Betulkah membaca langsung ke
Mushhaf Al Qur’an sendirian di rumah misalnya, itu berarti tanpa sanad dan otomatis
sedang berguru kepada setan? Jelas tidak betul. Apa tujuan sebenarnya teks
Qur’an itu sendiri ditulis dan dikawal langsung oleh Nabi penulisannya? Tentu
supaya Qur’an itu abadi. Dibaca langsung oleh siapa saja. Dimana saja. Dan
kapan saja. Untuk mendapatkan pemahaman dan petunjuk.
Kita yakin 100 persen bahwa Mushhaf
Qur’an yang sekarang ada di tangan kita, ini sanadnya nyambung sampai
Rasulullah. Artinya, Qur’an yang ada pada kita sekarang ini, itu sama persis
dengan Qur’an yang dijadikan oleh Nabi sebagai panduan beragama satu-satunya.
Tidak berkurang dan tidak lebih satu hurufnya pun. Dijaga dan dipelihara oleh
‘miliaran’ ulama sehingga tidak perlu lagi disebut dari A dari B dari C dan
seterusnya.
Membaca terjemahan Qur’an pun, itu
sudah otomatis mengikuti ulama. Otomatis bersanad. Siapa yang menghafal teks
Qur’an itu sehingga sampai kepada kita? Ulama. Siapa yang menulis teks Qur’an
itu? Ulama. Siapa yang menerjemahkan dari Arab ke Indonesia? Ulama. Siapa yang
memberi tafsiran singkat (catatan kaki) pada terjemahan Qur’an itu? Ya ulama.
Jadi tidak ada yang tidak ulama. Untuk apa ditulis, diterjemah, dicetak
‘miliaran’ eksemplar? Justru memang supaya bisa dibaca sendiri oleh setiap
orang!
Kalau betul membaca sendiri Mushhaf
Qur’an di rumah itu otomatis tanpa sanad dan sedang berguru kepada setan,
mestinya teks Qur’an tak perlu ditulis. Tak perlu digandakan dengan dicetak.

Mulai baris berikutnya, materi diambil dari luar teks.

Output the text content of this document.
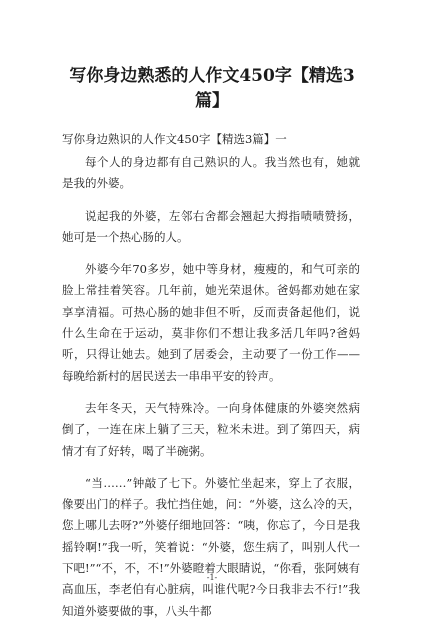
写你身边熟悉的人作文450字【精选3
篇】
写你身边熟识的人作文450字【精选3篇】一

每个人的身边都有自己熟识的人。我当然也有，她就是我的外婆。

说起我的外婆，左邻右舍都会翘起大拇指啧啧赞扬，她可是一个热心肠的人。

外婆今年70多岁，她中等身材，瘦瘦的，和气可亲的脸上常挂着笑容。几年前，她光荣退休。爸妈都劝她在家享享清福。可热心肠的她非但不听，反而责备起他们，说什么生命在于运动，莫非你们不想让我多活几年吗?爸妈听，只得让她去。她到了居委会，主动要了一份工作——每晚给新村的居民送去一串串平安的铃声。

去年冬天，天气特殊冷。一向身体健康的外婆突然病倒了，一连在床上躺了三天，粒米未进。到了第四天，病情才有了好转，喝了半碗粥。

“当……”钟敲了七下。外婆忙坐起来，穿上了衣服，像要出门的样子。我忙挡住她，问：“外婆，这么冷的天，您上哪儿去呀?”外婆仔细地回答：“咦，你忘了，今日是我摇铃啊!”我一听，笑着说：“外婆，您生病了，叫别人代一下吧!”“不，不，不!”外婆瞪着大眼睛说，“你看，张阿姨有高血压，李老伯有心脏病，叫谁代呢?今日我非去不行!”我知道外婆要做的事，八头牛都

-1-
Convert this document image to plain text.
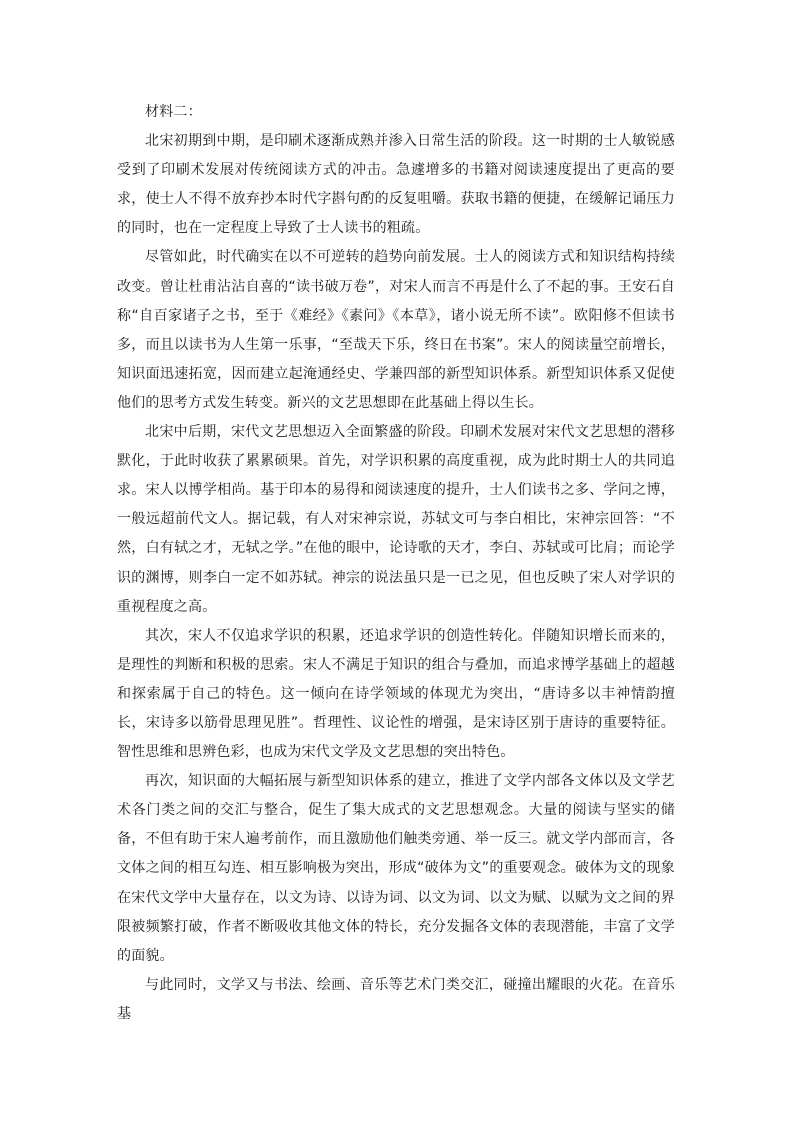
材料二：

北宋初期到中期，是印刷术逐渐成熟并渗入日常生活的阶段。这一时期的士人敏锐感受到了印刷术发展对传统阅读方式的冲击。急遽增多的书籍对阅读速度提出了更高的要求，使士人不得不放弃抄本时代字斟句酌的反复咀嚼。获取书籍的便捷，在缓解记诵压力的同时，也在一定程度上导致了士人读书的粗疏。

尽管如此，时代确实在以不可逆转的趋势向前发展。士人的阅读方式和知识结构持续改变。曾让杜甫沾沾自喜的“读书破万卷”，对宋人而言不再是什么了不起的事。王安石自称“自百家诸子之书，至于《难经》《素问》《本草》，诸小说无所不读”。欧阳修不但读书多，而且以读书为人生第一乐事，“至哉天下乐，终日在书案”。宋人的阅读量空前增长，知识面迅速拓宽，因而建立起淹通经史、学兼四部的新型知识体系。新型知识体系又促使他们的思考方式发生转变。新兴的文艺思想即在此基础上得以生长。

北宋中后期，宋代文艺思想迈入全面繁盛的阶段。印刷术发展对宋代文艺思想的潜移默化，于此时收获了累累硕果。首先，对学识积累的高度重视，成为此时期士人的共同追求。宋人以博学相尚。基于印本的易得和阅读速度的提升，士人们读书之多、学问之博，一般远超前代文人。据记载，有人对宋神宗说，苏轼文可与李白相比，宋神宗回答：“不然，白有轼之才，无轼之学。”在他的眼中，论诗歌的天才，李白、苏轼或可比肩；而论学识的渊博，则李白一定不如苏轼。神宗的说法虽只是一已之见，但也反映了宋人对学识的重视程度之高。

其次，宋人不仅追求学识的积累，还追求学识的创造性转化。伴随知识增长而来的，是理性的判断和积极的思索。宋人不满足于知识的组合与叠加，而追求博学基础上的超越和探索属于自己的特色。这一倾向在诗学领域的体现尤为突出，“唐诗多以丰神情韵擅长，宋诗多以筋骨思理见胜”。哲理性、议论性的增强，是宋诗区别于唐诗的重要特征。智性思维和思辨色彩，也成为宋代文学及文艺思想的突出特色。

再次，知识面的大幅拓展与新型知识体系的建立，推进了文学内部各文体以及文学艺术各门类之间的交汇与整合，促生了集大成式的文艺思想观念。大量的阅读与坚实的储备，不但有助于宋人遍考前作，而且激励他们触类旁通、举一反三。就文学内部而言，各文体之间的相互勾连、相互影响极为突出，形成“破体为文”的重要观念。破体为文的现象在宋代文学中大量存在，以文为诗、以诗为词、以文为词、以文为赋、以赋为文之间的界限被频繁打破，作者不断吸收其他文体的特长，充分发掘各文体的表现潜能，丰富了文学的面貌。

与此同时，文学又与书法、绘画、音乐等艺术门类交汇，碰撞出耀眼的火花。在音乐基
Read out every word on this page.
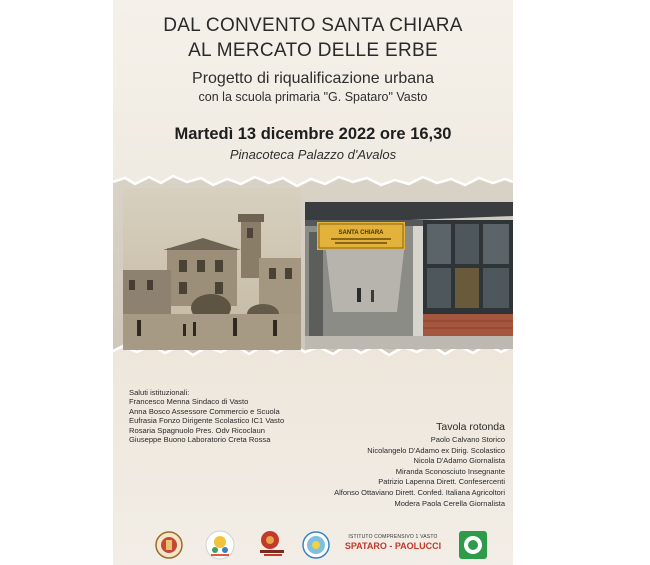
DAL CONVENTO SANTA CHIARA
AL MERCATO DELLE ERBE
Progetto di riqualificazione urbana
con la scuola primaria "G. Spataro" Vasto
Martedì 13 dicembre 2022 ore 16,30
Pinacoteca Palazzo d'Avalos
SANTA CHIARA
Saluti istituzionali:
Francesco Menna Sindaco di Vasto
Anna Bosco Assessore Commercio e Scuola
Eufrasia Fonzo Dirigente Scolastico IC1 Vasto
Rosaria Spagnuolo Pres. Odv Ricoclaun
Giuseppe Buono Laboratorio Creta Rossa
Tavola rotonda
Paolo Calvano Storico
Nicolangelo D'Adamo ex Dirig. Scolastico
Nicola D'Adamo Giornalista
Miranda Sconosciuto Insegnante
Patrizio Lapenna Dirett. Confesercenti
Alfonso Ottaviano Dirett. Confed. Italiana Agricoltori
Modera Paola Cerella Giornalista
ISTITUTO COMPRENSIVO 1 VASTO
SPATARO - PAOLUCCI
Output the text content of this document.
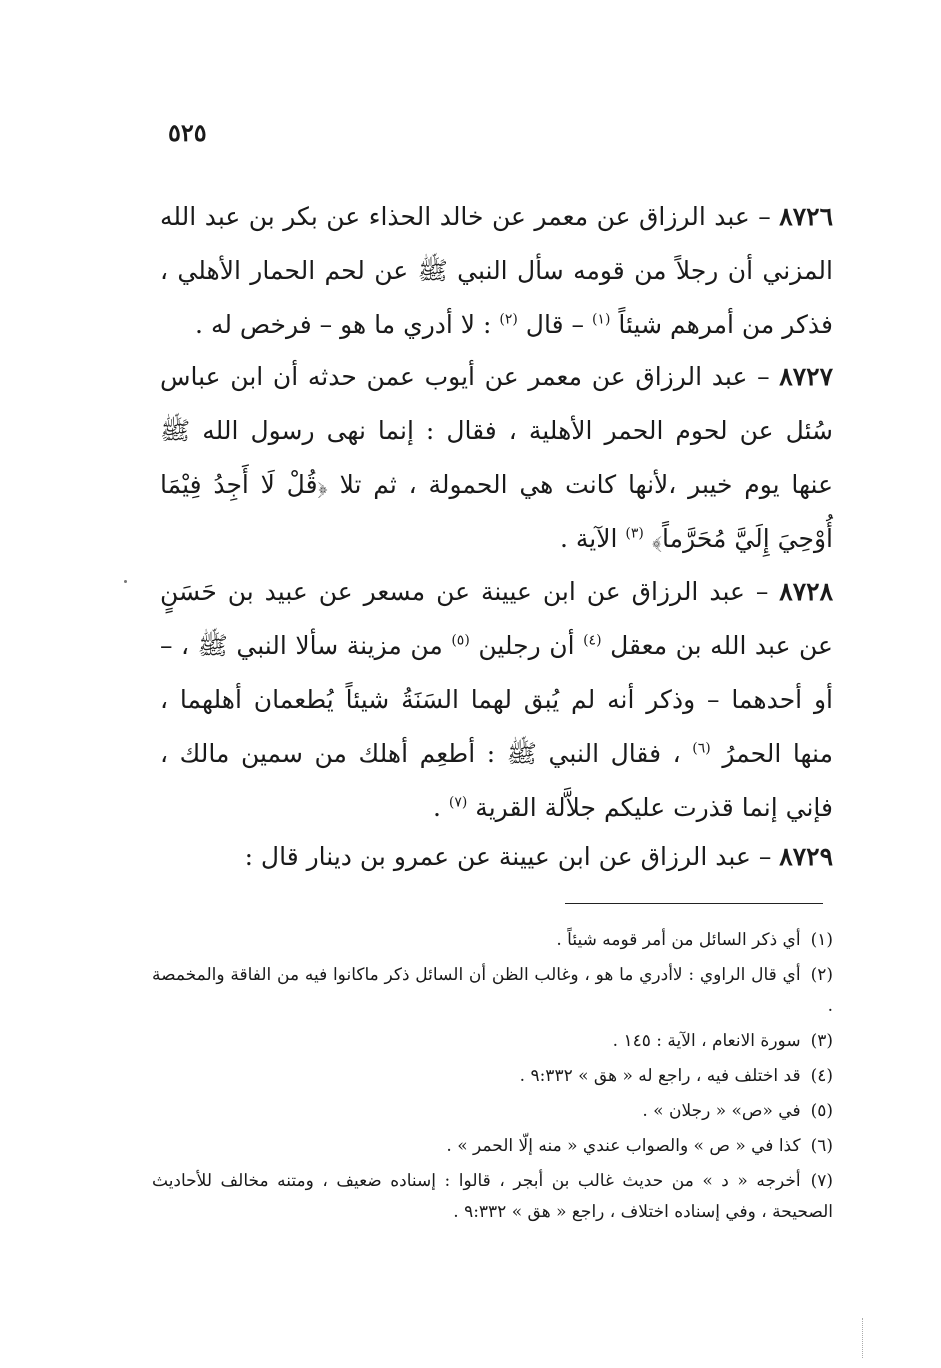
٥٢٥
٨٧٢٦ – عبد الرزاق عن معمر عن خالد الحذاء عن بكر بن عبد الله المزني أن رجلاً من قومه سأل النبي ﷺ عن لحم الحمار الأهلي ، فذكر من أمرهم شيئاً $^{(١)}$ – قال $^{(٢)}$ : لا أدري ما هو – فرخص له .
٨٧٢٧ – عبد الرزاق عن معمر عن أيوب عمن حدثه أن ابن عباس سُئل عن لحوم الحمر الأهلية ، فقال : إنما نهى رسول الله ﷺ عنها يوم خيبر ،لأنها كانت هي الحمولة ، ثم تلا ﴿قُلْ لَا أَجِدُ فِيْمَا أُوْحِيَ إِلَيَّ مُحَرَّماً﴾ $^{(٣)}$ الآية .
٨٧٢٨ – عبد الرزاق عن ابن عيينة عن مسعر عن عبيد بن حَسَنٍ عن عبد الله بن معقل $^{(٤)}$ أن رجلين $^{(٥)}$ من مزينة سألا النبي ﷺ ، – أو أحدهما – وذكر أنه لم يُبق لهما السَنَةُ شيئاً يُطعمان أهلهما ، منها الحمرُ $^{(٦)}$ ، فقال النبي ﷺ : أطعِم أهلك من سمين مالك ، فإني إنما قذرت عليكم جلاَّلة القرية $^{(٧)}$ .
٨٧٢٩ – عبد الرزاق عن ابن عيينة عن عمرو بن دينار قال :
(١)أي ذكر السائل من أمر قومه شيئاً .
(٢)أي قال الراوي : لاأدري ما هو ، وغالب الظن أن السائل ذكر ماكانوا فيه من الفاقة والمخمصة .
(٣)سورة الانعام ، الآية : ١٤٥ .
(٤)قد اختلف فيه ، راجع له « هق » ٩:٣٣٢ .
(٥)في «ص» « رجلان » .
(٦)كذا في « ص » والصواب عندي « منه إلّا الحمر » .
(٧)أخرجه « د » من حديث غالب بن أبجر ، قالوا : إسناده ضعيف ، ومتنه مخالف للأحاديث الصحيحة ، وفي إسناده اختلاف ، راجع « هق » ٩:٣٣٢ .
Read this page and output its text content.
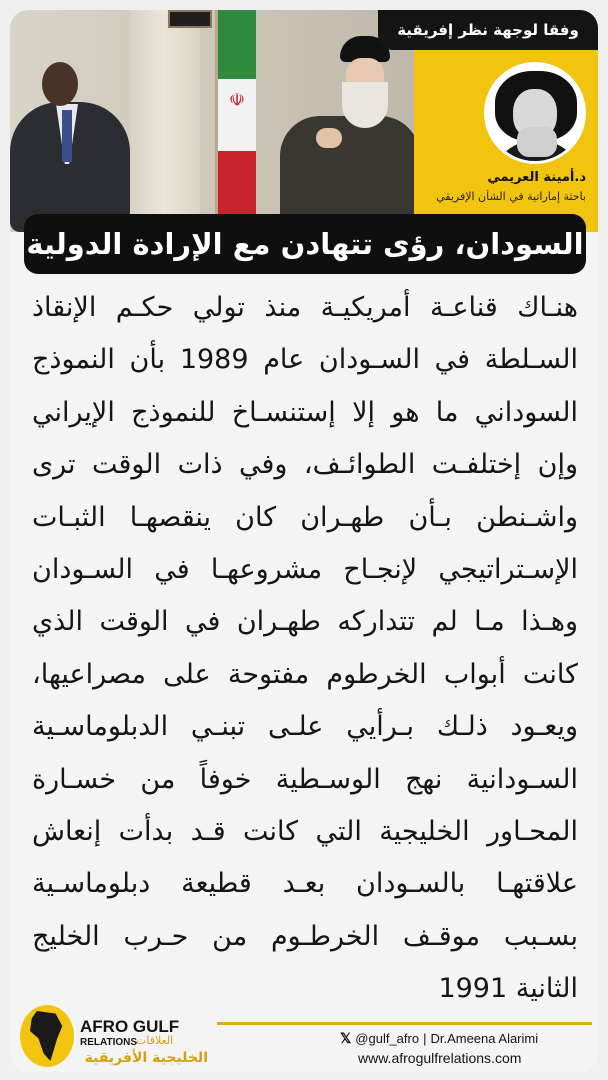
☫
وفقا لوجهة نظر إفريقية
د.أمينة العريمي
باحثة إماراتية في الشأن الإفريقي
السودان، رؤى تتهادن مع الإرادة الدولية
هنـاك قناعـة أمريكيـة منذ تولي حكـم الإنقاذ
السـلطة في السـودان عام 1989 بأن النموذج
السوداني ما هو إلا إستنسـاخ للنموذج الإيراني
وإن إختلفـت الطوائـف، وفي ذات الوقت ترى
واشـنطن بـأن طهـران كان ينقصهـا الثبـات
الإسـتراتيجي لإنجـاح مشروعهـا في السـودان
وهـذا مـا لم تتداركه طهـران في الوقت الذي
كانت أبواب الخرطوم مفتوحة على مصراعيها،
ويعـود ذلـك بـرأيي علـى تبنـي الدبلوماسـية
السـودانية نهج الوسـطية خوفاً من خسـارة
المحـاور الخليجية التي كانت قـد بدأت إنعاش
علاقتهـا بالسـودان بعـد قطيعة دبلوماسـية
بسـبب موقـف الخرطـوم من حـرب الخليج
الثانية 1991
AFRO GULF
RELATIONS
العلاقات
الخليجية الأفريقية
𝕏 @gulf_afro | Dr.Ameena Alarimi
www.afrogulfrelations.com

Dan mestinya Rasulullah harus tetap hidup sampai sekarang. Karena guru Qur’an
paling berhak adalah Rasulullah. Itu pun Rasulullah harus punya ilmu mecah
rogo sehingga menjadi banyak supaya menjadi guru Kaum Mukminin di berbagai
negara. Jelas mustahil. Artinya, klaim tanpa sanad dan gurunya setan pernyataan
di atas jelas salahnya.
Begitu juga setiap penulis buku.
Tujuannya adalah menyampaikan pesan dan maksudnya. Tentu supaya dimengerti dan
dipahami pembaca. Pesan penulis dalam tulisannya itu, bisa untuk memotivasi,
memberi informasi, mengajar, mempersuasi, dan lain semisalnya.
Lalu bagaimana tuntunan Qur’an
sendiri? Justru Allah perintahkan langsung supaya membaca Mushhaf Qur’an,
terutama. Malah perintah membaca itu adalah ayat yang pertama kali turun kepada
Nabi.
QS. Al-‘Alaq[96]: 1 – 5
اقْرَأْ بِاسْمِ رَبِّكَ
الَّذِي خَلَقَ
BACALAH dengan (menyebut) nama
Tuhanmu Yang Menciptakan.
خَلَقَ الْإِنْسَانَ مِنْ
عَلَقٍ
Dia telah menciptakan manusia dari
segumpal darah.
اقْرَأْ وَرَبُّكَ
الْأَكْرَمُ
BACALAH, dan Tuhanmulah Yang Maha
Pemurah.
الَّذِي عَلَّمَ
بِالْقَلَمِ
(ALLAH) YANG MENGAJAR (manusia) DENGAN
PERANTARA PENA (BACA TULIS).
عَلَّمَ الْإِنْسَانَ مَا
لَمْ يَعْلَمْ
DIA MENGAJAR MANUSIA apa yang tidak
diketahuinya.
Jelas sekali menurut ayat di atas.
Siapa yang mengajar manusia dengan perantara baca tulis itu? Allah! Siapa
gurunya berarti? Allah. “Allah Yang Mengajar (manusia) dengan media baca
tulis.” Jadi kalau ada seseorang yang mentadabburi Qur’an di sepertiga malam
akhir misalnya, itu jelas Allah-lah gurunya. Bukan setan. Tak jarang dengan
tambahan otodidak, itu seseorang menemukan hal baru.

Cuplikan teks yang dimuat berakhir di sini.